Der Tatort: Die „Alte Apotheke“ in Bottrop. Hier hatte der frühere Besitzter aus Habgier massenhaft onkologische Infusionen unterdosiert zubereitet.

© Marcel Kusch / dpa / picture alliance

Karlsruhe. Der frühere Bottroper Apotheker Peter S. ist wegen massenhaft gepanschter Krebsmedikamente rechtmäßig zu einer zwölfjährigen Freiheitsstrafe verurteilt worden.
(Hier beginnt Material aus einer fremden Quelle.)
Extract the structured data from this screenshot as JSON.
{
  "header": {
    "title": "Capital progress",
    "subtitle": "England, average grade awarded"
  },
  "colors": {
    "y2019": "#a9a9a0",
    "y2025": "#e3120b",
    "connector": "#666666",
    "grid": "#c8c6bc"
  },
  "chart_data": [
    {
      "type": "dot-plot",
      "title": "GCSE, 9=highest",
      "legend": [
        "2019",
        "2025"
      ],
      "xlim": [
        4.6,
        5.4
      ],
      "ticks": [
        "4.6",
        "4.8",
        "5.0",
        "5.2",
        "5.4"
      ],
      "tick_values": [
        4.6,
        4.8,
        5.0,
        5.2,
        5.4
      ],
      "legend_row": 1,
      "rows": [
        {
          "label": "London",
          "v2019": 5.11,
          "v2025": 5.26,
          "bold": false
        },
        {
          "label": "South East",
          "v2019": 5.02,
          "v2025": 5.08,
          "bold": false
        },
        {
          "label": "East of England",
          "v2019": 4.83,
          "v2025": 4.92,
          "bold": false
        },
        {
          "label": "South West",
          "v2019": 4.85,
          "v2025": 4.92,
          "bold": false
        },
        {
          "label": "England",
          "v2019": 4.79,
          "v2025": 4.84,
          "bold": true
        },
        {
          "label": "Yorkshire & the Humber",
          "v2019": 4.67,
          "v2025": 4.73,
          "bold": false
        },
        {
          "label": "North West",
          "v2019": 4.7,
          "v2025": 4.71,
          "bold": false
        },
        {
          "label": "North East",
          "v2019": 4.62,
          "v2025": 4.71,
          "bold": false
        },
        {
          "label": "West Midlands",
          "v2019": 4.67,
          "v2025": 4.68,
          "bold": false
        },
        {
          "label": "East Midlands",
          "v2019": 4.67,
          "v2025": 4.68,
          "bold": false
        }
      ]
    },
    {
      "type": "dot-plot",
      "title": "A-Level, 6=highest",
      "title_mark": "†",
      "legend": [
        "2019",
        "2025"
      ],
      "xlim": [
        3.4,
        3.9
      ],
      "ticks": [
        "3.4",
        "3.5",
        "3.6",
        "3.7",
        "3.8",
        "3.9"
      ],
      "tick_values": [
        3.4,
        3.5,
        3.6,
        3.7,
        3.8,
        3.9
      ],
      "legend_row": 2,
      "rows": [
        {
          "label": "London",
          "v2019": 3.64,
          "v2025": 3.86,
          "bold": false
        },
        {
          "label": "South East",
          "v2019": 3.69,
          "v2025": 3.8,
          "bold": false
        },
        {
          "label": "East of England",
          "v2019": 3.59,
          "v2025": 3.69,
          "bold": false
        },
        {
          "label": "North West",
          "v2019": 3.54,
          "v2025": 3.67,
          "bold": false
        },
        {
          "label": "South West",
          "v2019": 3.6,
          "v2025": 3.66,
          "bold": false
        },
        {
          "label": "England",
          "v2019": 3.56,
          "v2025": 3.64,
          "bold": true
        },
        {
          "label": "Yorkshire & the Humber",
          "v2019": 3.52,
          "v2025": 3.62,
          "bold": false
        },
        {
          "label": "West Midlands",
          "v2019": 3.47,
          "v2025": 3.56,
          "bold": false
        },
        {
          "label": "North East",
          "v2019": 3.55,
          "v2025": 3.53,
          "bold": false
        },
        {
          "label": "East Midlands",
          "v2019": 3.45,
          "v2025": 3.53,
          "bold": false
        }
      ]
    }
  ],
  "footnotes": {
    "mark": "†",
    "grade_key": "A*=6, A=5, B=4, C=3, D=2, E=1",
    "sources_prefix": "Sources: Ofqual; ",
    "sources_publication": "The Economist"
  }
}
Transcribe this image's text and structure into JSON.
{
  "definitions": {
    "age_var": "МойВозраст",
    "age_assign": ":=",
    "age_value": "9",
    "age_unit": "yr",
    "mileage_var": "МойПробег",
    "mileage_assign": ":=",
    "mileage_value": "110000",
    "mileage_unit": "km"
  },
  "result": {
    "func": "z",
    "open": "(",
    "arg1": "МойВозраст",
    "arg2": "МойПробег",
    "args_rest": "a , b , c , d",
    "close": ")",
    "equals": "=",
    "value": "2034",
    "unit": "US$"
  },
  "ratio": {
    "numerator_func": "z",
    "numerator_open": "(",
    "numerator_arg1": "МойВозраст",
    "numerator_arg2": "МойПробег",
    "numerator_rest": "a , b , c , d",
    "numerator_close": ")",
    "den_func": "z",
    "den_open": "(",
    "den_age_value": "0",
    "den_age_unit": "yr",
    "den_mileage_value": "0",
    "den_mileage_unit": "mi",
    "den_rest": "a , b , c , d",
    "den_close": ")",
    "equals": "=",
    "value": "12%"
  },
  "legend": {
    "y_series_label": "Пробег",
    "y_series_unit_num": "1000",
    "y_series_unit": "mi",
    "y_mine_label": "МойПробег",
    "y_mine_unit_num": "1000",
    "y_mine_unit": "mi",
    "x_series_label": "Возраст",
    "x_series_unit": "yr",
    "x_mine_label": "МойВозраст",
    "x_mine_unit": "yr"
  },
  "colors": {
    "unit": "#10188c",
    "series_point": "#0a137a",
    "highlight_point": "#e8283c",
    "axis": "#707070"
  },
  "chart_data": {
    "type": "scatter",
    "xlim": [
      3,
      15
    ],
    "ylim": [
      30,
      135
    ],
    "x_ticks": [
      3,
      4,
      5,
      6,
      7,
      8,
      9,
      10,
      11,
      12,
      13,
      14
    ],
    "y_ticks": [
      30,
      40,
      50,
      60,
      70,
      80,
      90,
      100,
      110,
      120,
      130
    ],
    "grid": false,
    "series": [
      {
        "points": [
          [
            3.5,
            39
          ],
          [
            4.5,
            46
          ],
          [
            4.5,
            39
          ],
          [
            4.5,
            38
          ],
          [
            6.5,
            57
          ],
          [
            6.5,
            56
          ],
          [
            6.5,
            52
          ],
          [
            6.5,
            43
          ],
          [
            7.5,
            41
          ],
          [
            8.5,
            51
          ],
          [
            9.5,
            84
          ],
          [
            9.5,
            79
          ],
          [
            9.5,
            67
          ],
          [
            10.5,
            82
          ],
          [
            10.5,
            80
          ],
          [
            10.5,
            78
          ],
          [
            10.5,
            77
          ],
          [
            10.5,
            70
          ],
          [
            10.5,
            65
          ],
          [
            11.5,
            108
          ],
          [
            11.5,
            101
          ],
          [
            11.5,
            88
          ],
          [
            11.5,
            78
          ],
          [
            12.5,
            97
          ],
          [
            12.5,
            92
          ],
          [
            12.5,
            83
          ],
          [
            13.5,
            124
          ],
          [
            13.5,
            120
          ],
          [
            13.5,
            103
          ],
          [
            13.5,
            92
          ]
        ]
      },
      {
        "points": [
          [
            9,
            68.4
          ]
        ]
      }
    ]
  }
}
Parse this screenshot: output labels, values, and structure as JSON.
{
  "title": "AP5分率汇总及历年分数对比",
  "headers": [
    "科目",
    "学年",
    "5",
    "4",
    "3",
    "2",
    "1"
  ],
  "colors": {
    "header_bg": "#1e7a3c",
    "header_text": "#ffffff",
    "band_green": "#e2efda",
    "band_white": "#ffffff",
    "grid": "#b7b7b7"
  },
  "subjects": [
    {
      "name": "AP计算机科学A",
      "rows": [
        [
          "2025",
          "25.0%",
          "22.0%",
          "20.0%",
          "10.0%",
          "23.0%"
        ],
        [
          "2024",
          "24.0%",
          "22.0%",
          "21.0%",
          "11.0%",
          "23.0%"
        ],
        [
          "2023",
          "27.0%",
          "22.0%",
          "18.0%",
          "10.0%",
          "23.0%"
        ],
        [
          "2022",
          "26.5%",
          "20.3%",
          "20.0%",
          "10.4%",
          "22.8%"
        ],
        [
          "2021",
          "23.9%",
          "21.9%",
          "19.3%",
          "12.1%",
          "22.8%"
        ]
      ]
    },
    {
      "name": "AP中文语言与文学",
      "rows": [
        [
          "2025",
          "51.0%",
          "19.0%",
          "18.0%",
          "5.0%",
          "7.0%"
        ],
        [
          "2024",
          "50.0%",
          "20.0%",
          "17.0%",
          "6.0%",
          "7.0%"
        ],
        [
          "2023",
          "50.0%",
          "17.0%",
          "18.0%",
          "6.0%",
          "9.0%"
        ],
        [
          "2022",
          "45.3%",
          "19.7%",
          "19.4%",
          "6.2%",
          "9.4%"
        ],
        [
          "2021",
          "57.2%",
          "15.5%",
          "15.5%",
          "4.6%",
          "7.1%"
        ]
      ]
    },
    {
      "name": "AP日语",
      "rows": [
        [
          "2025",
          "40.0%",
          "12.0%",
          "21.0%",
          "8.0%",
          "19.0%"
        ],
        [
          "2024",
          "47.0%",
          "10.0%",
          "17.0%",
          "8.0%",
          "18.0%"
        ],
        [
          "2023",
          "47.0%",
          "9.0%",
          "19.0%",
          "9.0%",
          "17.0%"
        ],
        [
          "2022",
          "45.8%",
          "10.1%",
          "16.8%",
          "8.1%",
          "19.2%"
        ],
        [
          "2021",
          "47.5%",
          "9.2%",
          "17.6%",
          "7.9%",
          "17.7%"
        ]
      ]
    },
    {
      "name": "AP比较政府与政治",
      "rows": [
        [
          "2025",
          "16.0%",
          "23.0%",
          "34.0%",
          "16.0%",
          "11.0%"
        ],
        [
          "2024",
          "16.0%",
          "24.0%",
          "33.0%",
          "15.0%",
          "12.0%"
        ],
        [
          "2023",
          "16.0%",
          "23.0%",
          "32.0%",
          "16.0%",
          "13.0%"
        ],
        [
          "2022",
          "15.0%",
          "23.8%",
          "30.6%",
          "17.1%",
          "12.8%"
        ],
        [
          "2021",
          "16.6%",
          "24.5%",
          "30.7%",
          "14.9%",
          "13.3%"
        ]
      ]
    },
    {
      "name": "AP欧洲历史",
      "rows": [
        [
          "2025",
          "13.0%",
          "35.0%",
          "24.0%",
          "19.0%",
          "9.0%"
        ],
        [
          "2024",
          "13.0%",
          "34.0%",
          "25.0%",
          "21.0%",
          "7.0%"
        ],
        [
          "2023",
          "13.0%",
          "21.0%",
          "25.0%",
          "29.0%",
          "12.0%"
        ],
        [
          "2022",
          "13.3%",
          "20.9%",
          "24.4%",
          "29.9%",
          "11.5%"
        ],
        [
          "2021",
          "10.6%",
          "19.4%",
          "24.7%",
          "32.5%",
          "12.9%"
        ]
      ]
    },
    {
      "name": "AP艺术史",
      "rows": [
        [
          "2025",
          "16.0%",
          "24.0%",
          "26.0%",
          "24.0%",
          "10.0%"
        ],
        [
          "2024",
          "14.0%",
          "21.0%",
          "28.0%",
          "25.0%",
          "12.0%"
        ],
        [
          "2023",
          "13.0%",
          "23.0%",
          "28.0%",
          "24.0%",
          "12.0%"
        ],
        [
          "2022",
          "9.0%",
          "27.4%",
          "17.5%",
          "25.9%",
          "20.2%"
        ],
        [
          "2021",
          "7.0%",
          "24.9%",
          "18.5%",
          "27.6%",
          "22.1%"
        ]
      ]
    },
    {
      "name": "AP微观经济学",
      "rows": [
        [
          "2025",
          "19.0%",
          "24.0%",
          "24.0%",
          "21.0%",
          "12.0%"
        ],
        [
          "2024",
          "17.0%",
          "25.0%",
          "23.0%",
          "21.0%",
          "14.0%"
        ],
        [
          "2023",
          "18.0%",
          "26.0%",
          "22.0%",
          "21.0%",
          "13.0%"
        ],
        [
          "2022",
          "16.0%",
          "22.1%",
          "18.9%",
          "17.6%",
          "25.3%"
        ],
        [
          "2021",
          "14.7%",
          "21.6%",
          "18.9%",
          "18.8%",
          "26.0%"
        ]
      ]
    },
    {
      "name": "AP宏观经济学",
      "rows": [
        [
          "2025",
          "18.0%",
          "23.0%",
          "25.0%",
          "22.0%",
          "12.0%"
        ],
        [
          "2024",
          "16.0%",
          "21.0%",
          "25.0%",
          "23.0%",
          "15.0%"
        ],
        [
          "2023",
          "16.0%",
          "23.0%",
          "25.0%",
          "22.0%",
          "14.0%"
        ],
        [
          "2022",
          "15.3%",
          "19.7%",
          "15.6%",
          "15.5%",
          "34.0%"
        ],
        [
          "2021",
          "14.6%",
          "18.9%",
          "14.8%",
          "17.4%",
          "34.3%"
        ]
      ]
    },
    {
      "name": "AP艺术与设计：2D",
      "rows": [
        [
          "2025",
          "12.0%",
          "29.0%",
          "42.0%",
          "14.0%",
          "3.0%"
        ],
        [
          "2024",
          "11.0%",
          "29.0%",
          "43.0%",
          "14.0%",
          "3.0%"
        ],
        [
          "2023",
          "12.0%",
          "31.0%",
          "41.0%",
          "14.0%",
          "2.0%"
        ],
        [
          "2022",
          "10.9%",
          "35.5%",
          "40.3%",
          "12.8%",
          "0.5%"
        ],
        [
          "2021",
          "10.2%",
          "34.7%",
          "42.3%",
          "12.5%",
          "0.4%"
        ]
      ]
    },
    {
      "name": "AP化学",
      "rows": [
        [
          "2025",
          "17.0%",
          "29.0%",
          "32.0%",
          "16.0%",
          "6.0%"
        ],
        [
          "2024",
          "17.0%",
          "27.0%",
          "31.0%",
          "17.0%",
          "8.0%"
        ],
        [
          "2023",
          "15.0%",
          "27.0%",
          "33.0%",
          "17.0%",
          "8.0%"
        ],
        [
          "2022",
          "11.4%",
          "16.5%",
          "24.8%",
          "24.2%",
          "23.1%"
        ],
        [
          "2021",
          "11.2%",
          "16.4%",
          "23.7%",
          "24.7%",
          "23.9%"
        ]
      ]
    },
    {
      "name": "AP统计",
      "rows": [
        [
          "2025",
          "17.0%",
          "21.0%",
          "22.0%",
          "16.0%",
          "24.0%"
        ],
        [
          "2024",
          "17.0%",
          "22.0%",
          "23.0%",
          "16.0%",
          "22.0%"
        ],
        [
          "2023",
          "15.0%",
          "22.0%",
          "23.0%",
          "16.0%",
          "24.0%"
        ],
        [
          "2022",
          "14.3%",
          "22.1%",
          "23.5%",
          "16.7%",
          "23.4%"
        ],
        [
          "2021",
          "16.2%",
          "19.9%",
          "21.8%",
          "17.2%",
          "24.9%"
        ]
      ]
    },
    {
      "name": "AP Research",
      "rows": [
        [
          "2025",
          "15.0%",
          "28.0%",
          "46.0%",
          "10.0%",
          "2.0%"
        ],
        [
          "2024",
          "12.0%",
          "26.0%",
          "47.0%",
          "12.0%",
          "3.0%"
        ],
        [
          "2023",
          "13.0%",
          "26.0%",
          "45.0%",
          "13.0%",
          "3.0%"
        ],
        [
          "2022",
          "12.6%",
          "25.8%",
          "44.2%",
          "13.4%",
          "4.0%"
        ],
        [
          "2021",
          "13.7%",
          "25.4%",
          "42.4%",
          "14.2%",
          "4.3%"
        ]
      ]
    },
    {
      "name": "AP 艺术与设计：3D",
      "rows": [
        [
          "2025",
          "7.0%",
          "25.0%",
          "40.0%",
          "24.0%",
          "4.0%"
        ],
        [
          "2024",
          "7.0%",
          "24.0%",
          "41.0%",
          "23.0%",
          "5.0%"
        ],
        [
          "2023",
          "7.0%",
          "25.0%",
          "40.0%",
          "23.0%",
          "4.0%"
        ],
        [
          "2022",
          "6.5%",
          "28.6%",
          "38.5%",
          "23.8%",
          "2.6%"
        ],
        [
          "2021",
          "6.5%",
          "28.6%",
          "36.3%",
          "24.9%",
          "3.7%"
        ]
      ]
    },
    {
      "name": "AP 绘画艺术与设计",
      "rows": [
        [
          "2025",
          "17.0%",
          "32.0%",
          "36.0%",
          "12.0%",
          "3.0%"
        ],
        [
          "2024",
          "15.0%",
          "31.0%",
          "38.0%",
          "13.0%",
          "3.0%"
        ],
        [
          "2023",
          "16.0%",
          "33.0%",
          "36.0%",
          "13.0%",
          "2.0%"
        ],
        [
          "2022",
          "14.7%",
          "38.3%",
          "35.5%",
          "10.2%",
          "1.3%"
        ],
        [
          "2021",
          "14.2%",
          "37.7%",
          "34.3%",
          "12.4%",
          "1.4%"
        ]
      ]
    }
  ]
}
Das Landgericht Essen konnte in nicht zu beanstandender Weise davon ausgehen, dass der Angeklagte in mindestens 14.564 Fällen ärztlich verschriebene Krebsmedikamente unterdosiert hat, entschied das Bundesverfassungsgericht in Karlsruhe in einem heute (22. August) veröffentlichten Beschluss. Der verfassungsrechtliche Grundsatz, dass jede Strafe eine nachweisbare Schuld voraussetzt, sei nicht verletzt worden, so die Karlsruher Richter.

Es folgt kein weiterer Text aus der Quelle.